1Group of Atmospheric Optics, Valladolid University, Valladolid, Spain
2Laboratoire d'Optique Amosphérique, Université des Sciences et Technologies de Lille, Villeneuve d'Ascq, France
3Izana Atmospheric Research Center, Spanish Meteorological Agency, Tenerife, Spain
Abstract. A sensitivity study of aerosol retrievals to the geometrical configuration of the ground-based sky radiometer observations is carried out through inversion tests. Specifically, this study is focused on principal plane and almucantar observations, since these geometries are employed in AERONET (AErosol RObotic NETwork). The following effects have been analyzed with simulated data for both geometries: sensitivity of the retrieval to variability of the observed scattering angle range, uncertainties in the assumptions of the aerosol vertical distribution, surface reflectance, possible instrument pointing errors, and the effects of the finite field of view. The synthetic observations of radiometer in the tests were calculated using a previous climatology data set of retrieved aerosol properties over three AERONET sites: Mongu (Zambia) for biomass burning aerosol, Goddard Space Flight Center (GSFC; Maryland, USA) for urban aerosol and Solar Village (Saudi Arabia) for desert dust aerosol. The results show that almucantar retrievals, in general, are more reliable than principal plane retrievals in presence of the analyzed error sources. This fact partially can be explained by practical advantages of the almucantar geometry: the symmetry between its left and right branches that helps to eliminate some observational uncertainties and the constant value of optical mass during the measurements, that make almucantar observations nearly independent of the vertical variability of aerosol. Nevertheless, almucantar retrievals present instabilities at high sun elevations due to the reduction of the scattering angle range coverage, resulting in decrease of information content. It is in such conditions that principal plane retrievals show a better stability, as shown by the simulation analysis of the three different aerosol models.

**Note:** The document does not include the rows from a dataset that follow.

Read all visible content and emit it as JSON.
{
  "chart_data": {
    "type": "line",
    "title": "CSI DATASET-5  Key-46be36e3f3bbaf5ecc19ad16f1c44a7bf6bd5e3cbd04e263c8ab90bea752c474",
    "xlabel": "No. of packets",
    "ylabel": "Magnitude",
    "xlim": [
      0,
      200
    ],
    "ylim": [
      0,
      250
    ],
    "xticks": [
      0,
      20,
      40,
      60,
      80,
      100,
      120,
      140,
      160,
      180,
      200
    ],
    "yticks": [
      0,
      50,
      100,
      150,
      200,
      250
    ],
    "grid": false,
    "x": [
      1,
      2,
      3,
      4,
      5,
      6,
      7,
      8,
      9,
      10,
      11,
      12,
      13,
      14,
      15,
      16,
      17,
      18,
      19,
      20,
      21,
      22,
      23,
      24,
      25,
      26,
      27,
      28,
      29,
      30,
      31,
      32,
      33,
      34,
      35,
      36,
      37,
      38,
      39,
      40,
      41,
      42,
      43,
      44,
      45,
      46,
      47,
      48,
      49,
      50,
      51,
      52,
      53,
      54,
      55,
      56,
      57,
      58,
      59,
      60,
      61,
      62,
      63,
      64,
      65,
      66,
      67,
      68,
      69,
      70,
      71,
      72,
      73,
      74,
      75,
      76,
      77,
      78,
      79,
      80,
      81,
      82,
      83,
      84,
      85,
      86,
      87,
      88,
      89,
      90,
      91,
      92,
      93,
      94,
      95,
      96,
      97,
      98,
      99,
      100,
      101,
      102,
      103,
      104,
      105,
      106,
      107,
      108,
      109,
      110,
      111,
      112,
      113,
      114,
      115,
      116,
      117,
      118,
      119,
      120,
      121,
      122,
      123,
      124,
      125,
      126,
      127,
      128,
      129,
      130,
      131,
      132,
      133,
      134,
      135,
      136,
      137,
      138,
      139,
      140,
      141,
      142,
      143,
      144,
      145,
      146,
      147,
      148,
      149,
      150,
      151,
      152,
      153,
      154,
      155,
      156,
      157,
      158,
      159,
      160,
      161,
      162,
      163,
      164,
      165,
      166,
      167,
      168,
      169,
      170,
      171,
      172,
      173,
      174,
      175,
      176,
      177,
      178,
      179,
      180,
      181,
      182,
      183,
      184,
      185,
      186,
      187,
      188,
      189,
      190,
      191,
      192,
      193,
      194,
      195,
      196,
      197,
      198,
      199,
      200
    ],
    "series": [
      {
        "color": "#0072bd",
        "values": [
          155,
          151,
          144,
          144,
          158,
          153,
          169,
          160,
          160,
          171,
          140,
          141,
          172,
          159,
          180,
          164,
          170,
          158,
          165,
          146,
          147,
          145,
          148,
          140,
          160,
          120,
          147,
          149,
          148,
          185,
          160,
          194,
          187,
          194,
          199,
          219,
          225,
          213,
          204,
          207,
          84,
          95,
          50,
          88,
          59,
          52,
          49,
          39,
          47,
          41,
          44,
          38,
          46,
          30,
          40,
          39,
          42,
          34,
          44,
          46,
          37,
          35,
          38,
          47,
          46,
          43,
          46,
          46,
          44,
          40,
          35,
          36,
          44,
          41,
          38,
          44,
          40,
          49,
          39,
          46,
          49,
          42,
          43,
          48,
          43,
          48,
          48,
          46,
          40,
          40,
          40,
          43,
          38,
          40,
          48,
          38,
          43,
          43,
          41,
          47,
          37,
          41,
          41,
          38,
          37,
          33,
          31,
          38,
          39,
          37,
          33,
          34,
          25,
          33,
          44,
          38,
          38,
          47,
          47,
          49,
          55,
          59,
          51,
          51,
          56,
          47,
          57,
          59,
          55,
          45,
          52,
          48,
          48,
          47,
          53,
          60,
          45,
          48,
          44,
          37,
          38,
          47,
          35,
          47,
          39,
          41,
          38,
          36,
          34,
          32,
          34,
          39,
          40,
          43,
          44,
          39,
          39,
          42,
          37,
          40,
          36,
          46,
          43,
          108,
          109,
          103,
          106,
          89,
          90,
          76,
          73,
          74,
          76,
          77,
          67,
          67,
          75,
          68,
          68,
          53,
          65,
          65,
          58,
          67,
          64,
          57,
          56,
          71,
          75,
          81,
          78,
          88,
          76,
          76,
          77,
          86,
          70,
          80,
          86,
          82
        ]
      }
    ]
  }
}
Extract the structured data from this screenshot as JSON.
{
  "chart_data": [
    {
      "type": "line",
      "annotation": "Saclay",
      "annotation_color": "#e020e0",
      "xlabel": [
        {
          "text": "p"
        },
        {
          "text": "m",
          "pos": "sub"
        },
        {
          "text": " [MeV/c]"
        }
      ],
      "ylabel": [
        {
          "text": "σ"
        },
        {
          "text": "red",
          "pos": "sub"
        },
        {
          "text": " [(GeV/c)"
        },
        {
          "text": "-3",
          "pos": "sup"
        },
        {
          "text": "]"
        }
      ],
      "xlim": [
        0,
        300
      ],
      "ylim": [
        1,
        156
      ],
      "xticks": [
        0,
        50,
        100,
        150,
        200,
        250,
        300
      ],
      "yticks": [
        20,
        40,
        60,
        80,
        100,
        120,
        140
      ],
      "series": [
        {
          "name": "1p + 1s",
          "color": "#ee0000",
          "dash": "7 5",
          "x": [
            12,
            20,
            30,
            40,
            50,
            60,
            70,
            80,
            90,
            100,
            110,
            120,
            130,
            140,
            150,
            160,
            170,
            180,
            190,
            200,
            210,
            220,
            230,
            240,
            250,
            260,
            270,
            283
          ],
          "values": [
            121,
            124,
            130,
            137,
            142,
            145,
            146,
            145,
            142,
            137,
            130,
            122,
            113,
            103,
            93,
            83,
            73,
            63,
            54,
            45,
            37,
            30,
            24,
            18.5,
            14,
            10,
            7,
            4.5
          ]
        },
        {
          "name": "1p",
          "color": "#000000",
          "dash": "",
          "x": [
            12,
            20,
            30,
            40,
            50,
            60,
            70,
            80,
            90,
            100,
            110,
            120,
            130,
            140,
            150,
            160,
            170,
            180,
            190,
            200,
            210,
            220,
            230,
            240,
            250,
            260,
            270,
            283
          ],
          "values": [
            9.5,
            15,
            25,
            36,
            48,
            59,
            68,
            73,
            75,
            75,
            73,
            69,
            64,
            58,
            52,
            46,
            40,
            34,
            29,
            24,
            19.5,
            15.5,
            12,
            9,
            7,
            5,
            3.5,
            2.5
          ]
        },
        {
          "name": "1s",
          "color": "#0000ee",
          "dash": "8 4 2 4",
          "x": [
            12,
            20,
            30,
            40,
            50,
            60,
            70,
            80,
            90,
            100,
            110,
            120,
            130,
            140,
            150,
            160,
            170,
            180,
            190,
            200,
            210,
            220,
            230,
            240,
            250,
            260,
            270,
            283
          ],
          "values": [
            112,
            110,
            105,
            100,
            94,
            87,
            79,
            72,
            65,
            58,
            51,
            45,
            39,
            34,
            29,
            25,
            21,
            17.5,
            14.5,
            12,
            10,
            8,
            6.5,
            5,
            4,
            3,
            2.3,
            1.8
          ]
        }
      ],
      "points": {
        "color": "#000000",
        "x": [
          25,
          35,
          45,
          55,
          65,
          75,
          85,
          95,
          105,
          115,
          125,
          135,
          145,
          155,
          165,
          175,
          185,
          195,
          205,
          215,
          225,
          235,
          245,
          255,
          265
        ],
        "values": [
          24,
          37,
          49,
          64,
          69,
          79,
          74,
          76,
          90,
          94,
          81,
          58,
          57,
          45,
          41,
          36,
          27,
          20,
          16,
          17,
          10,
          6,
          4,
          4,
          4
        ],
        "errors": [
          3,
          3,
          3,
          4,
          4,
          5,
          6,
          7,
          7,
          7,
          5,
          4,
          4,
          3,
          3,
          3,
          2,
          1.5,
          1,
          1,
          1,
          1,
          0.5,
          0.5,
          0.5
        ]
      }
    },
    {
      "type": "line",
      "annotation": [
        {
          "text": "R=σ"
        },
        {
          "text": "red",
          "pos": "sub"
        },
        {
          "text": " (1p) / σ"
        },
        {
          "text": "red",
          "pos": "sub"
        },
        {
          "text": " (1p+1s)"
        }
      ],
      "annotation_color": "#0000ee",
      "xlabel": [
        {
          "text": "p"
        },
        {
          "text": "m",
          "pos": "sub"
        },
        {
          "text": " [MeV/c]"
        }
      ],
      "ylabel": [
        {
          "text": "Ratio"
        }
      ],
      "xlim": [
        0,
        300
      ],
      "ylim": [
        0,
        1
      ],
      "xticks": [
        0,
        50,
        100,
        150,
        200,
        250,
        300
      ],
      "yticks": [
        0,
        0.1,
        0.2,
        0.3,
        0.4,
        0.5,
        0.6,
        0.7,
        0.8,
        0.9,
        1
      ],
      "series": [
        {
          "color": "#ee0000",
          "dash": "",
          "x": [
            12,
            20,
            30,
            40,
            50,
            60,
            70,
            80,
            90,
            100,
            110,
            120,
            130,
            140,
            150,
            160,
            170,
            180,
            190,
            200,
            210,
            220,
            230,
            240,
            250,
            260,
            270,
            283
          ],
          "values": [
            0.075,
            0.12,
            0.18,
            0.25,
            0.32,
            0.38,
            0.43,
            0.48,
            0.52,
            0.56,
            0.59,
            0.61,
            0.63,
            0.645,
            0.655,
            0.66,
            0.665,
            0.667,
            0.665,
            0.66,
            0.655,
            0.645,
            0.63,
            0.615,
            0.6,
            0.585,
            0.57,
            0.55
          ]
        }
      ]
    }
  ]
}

The last part of the study is devoted to the identification of possible differences between the aerosol retrieval results obtained from real AERONET data using both geometries. In particular, we have compared AERONET retrievals at the same sites used in the simulation analysis: Mongu (biomass burning), GSFC (urban) and Solar Village (desert dust). Overall, this analysis shows robust consistency between the retrievals from simultaneous observations in principle plane and almucantar All identified differences are within the uncertainties estimated for the AERONET operational aerosol retrieval. The differences in the size distribution are generally under 10% for radii between 0.1 μm and 5 μm, and outside this size range, the differences can be as large as 50%. For the absorption parameters, i.e., single scattering albedo and the imaginary part of the refractive index, the differences are typically under 0.01 and 0.003, respectively. The real part of the refractive index showed a difference of 0.01 for biomass burning and urban aerosol, and a difference of around 0.03 for desert dust. Finally, it should be noted that the whole data set includes only 200 pairs, which have been taken under very stable atmospheric conditions; therefore, in a general case, differences between principal plane (PPL) and almucantar (ALM) are expected to be higher. Though the observed differences between ALM and PPL are rather small, it should be noted that this analysis has been conducted using a limited set of 200 observation pairs selected under stable atmospheric conditions.